Tenendo conto dell’importo delle singole offerte, del numero degli abitanti la Pieve e degli eventi ad essi collegati (battesimo, matrimoni e morti) Don Frampoli può alla fine indicare in uno specchio riassuntivo le risorse annuali provenienti dalle offerte dei fedeli:

Per decime a grano sì lavorecci che braccianti............................. scudi 50

Per decime a mosto di lavorecci e braccianti ed altro....................scudi 32 e baiocchi 25

Per decime di ortolani e nolanti....................................................scudi 36 e baiocchi 77 ½

Per incerti e consuetudini............................................................scudi 35 e baiocchi 15

Alle entrate precedentemente descritte si devono aggiungere infine quelle provenienti dalla celebrazione delle messe per le anime del Purgatorio, venti baiocchi per le messe basse e trenta per quelle cantate, e dalla cassetta delle offerte che veniva battuta mentre si celebra la messa.

Questo era l’insieme degli obblighi dei fedeli registrati nel 1770. Va aggiunto che la consuetudine dell’offerta dell’agnello di cui si perdono le tracce dopo il 1658 riaffiora nella prima metà dell’Ottocento e torna ad essere registrata nei libri dei morti.

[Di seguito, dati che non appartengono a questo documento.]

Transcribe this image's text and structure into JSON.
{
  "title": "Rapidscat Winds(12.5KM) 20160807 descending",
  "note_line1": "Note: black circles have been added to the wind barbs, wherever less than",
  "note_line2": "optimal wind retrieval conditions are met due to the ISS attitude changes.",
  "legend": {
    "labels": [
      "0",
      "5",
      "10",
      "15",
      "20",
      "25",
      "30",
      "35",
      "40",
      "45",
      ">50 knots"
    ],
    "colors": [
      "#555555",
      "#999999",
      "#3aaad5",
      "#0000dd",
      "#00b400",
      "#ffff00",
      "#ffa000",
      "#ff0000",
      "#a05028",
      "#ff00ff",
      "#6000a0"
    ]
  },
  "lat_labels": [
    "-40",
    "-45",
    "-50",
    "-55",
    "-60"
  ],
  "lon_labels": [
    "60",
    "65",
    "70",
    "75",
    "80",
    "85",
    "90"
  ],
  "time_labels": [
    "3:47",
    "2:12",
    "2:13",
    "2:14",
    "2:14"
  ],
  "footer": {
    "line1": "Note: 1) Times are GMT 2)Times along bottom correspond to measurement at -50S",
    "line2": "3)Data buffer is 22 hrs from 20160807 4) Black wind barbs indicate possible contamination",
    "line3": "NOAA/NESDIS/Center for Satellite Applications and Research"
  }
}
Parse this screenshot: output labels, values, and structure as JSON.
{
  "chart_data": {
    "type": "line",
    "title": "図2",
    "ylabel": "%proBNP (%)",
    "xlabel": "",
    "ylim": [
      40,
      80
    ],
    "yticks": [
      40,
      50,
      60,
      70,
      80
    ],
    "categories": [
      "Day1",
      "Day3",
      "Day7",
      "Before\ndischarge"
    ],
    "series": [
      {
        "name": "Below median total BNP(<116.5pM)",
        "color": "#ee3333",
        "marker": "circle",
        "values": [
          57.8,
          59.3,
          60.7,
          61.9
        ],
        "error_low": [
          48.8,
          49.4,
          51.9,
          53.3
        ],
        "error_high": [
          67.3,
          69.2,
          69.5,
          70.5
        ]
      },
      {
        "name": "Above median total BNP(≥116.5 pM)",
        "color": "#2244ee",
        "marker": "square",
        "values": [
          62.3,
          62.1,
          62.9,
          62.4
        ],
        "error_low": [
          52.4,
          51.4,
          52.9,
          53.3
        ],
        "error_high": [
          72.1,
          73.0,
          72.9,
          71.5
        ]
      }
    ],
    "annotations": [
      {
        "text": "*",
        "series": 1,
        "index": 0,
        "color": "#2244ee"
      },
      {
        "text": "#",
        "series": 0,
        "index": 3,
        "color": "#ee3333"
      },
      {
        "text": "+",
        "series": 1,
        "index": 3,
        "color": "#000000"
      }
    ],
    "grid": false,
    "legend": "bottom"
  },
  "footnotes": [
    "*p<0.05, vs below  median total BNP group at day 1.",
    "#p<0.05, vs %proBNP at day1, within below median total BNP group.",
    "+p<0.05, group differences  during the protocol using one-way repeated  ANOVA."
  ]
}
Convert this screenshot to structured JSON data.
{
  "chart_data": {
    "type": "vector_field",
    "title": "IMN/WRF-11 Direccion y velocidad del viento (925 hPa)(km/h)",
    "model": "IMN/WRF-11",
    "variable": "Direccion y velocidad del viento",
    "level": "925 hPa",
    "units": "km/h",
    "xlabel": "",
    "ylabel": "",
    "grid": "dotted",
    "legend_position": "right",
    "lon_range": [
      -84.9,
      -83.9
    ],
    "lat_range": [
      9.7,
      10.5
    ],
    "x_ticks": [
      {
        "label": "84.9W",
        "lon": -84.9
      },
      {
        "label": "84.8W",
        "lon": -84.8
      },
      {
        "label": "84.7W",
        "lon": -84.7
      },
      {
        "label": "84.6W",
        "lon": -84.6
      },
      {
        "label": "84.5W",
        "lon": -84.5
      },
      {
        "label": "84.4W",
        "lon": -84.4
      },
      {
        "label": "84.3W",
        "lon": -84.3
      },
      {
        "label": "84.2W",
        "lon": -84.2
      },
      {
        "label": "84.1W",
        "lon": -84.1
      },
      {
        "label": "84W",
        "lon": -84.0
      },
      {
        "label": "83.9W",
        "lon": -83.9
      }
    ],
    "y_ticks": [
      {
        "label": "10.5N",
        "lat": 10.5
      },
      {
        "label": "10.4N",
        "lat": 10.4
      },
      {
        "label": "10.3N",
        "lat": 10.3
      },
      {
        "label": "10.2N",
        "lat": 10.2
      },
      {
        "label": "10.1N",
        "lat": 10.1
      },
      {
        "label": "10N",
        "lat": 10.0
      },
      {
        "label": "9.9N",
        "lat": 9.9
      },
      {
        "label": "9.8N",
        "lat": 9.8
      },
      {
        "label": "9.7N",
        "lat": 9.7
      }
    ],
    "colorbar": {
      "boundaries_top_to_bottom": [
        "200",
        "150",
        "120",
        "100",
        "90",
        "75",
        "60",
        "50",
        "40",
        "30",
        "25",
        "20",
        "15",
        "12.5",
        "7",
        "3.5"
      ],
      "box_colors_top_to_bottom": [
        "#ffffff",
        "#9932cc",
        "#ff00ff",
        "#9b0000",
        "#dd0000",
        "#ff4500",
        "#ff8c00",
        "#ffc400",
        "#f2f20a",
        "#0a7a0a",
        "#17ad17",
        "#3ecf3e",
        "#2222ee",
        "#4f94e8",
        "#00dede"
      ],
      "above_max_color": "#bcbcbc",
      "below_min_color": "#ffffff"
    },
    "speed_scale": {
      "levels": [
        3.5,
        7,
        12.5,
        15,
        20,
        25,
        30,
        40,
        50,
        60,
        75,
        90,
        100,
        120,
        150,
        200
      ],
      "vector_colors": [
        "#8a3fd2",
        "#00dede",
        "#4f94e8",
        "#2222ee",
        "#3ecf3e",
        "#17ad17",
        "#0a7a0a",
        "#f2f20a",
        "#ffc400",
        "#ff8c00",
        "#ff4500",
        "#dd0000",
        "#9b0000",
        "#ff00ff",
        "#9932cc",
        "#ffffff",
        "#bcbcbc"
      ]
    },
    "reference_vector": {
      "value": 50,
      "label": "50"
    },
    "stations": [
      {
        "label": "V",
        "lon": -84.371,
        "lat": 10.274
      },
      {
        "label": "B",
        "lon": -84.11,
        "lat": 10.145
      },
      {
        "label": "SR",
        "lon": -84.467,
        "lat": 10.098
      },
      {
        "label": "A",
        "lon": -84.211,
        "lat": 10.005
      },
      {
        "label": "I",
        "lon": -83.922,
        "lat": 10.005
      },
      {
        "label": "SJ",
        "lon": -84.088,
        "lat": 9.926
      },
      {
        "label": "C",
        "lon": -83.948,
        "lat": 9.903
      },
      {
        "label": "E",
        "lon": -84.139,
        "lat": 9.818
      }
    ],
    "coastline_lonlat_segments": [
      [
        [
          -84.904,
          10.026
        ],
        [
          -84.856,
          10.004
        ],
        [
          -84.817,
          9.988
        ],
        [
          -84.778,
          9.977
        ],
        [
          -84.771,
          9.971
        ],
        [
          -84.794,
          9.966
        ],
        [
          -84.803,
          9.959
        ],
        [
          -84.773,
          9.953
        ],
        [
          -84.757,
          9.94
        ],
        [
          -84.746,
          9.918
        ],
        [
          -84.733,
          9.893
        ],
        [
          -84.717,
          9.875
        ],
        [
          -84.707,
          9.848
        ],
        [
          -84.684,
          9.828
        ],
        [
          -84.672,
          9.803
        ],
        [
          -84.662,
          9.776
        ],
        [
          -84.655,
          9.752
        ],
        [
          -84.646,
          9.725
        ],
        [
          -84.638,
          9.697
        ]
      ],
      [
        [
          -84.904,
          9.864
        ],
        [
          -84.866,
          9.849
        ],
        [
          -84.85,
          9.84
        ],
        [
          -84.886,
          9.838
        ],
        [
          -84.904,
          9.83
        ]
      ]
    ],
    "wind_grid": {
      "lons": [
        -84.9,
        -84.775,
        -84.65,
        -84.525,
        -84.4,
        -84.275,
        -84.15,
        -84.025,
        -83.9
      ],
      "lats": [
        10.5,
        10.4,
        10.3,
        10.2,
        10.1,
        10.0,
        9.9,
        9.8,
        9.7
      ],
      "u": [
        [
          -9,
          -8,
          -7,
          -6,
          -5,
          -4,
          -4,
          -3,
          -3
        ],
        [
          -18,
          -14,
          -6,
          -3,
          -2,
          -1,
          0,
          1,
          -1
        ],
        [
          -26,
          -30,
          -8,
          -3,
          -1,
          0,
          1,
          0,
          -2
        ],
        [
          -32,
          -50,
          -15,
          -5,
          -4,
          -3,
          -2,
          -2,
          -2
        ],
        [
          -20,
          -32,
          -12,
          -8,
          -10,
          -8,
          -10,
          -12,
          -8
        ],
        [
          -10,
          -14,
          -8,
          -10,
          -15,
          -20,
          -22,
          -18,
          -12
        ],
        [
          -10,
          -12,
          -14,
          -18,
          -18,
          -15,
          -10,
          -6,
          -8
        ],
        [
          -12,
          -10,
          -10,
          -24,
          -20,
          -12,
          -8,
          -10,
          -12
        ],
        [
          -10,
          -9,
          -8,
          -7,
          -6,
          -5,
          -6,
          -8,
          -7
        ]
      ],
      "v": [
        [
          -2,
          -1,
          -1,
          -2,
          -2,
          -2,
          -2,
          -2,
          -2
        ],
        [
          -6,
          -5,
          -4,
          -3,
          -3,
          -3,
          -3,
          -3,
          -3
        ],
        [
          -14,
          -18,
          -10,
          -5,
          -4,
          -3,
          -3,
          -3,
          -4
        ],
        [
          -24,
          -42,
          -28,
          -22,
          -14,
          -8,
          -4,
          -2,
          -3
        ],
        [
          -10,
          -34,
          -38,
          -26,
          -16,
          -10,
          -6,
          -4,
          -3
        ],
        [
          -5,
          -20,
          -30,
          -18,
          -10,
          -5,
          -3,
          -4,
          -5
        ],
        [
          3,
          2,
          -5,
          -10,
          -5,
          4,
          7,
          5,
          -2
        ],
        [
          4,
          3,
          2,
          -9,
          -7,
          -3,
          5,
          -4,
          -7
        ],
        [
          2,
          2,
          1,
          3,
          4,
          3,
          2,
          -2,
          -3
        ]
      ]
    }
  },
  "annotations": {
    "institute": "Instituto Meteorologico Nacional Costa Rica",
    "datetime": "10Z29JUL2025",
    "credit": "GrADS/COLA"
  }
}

A titolo puramente esemplificativo, portiamo due testimonianze. La prima è legata ad un atto battesimale della parrocchia di S. Maria delle Grazie dell'11 aprile 1822 in cui, a fianco della registrazione del battesimo, troviamo la formula: “Solvit agnum pro Fontis renovatione”.

La prima è legata ad un atto battesimale della parrocchia di S. Maria delle Grazie dell'11 aprile 1822, in cui a fianco della registrazione del battesimo, troviamo la formula: “Solvit agnum pro Fontis renovatione”.

 



La seconda riguarda un atto battesimale della parrocchia di S. Lorenzo Martire di Fiumesino, sempre nel territorio di Falconara, dell'8 aprile 1849, di fianco al quale si trova la nota: “Pagò l'agnello”.



1 V. BO, La religione sommersa , Milano, Rizzoli 1976, p. 63; G.M. Viscardi, Tra Europa ed Indie di quaggiù. Chiesa,religiosità e cultura popolare nel Mezzogiorno:Secoli 15°-19° , Roma, Edizioni di storia e letteratura, 2005, p. 174.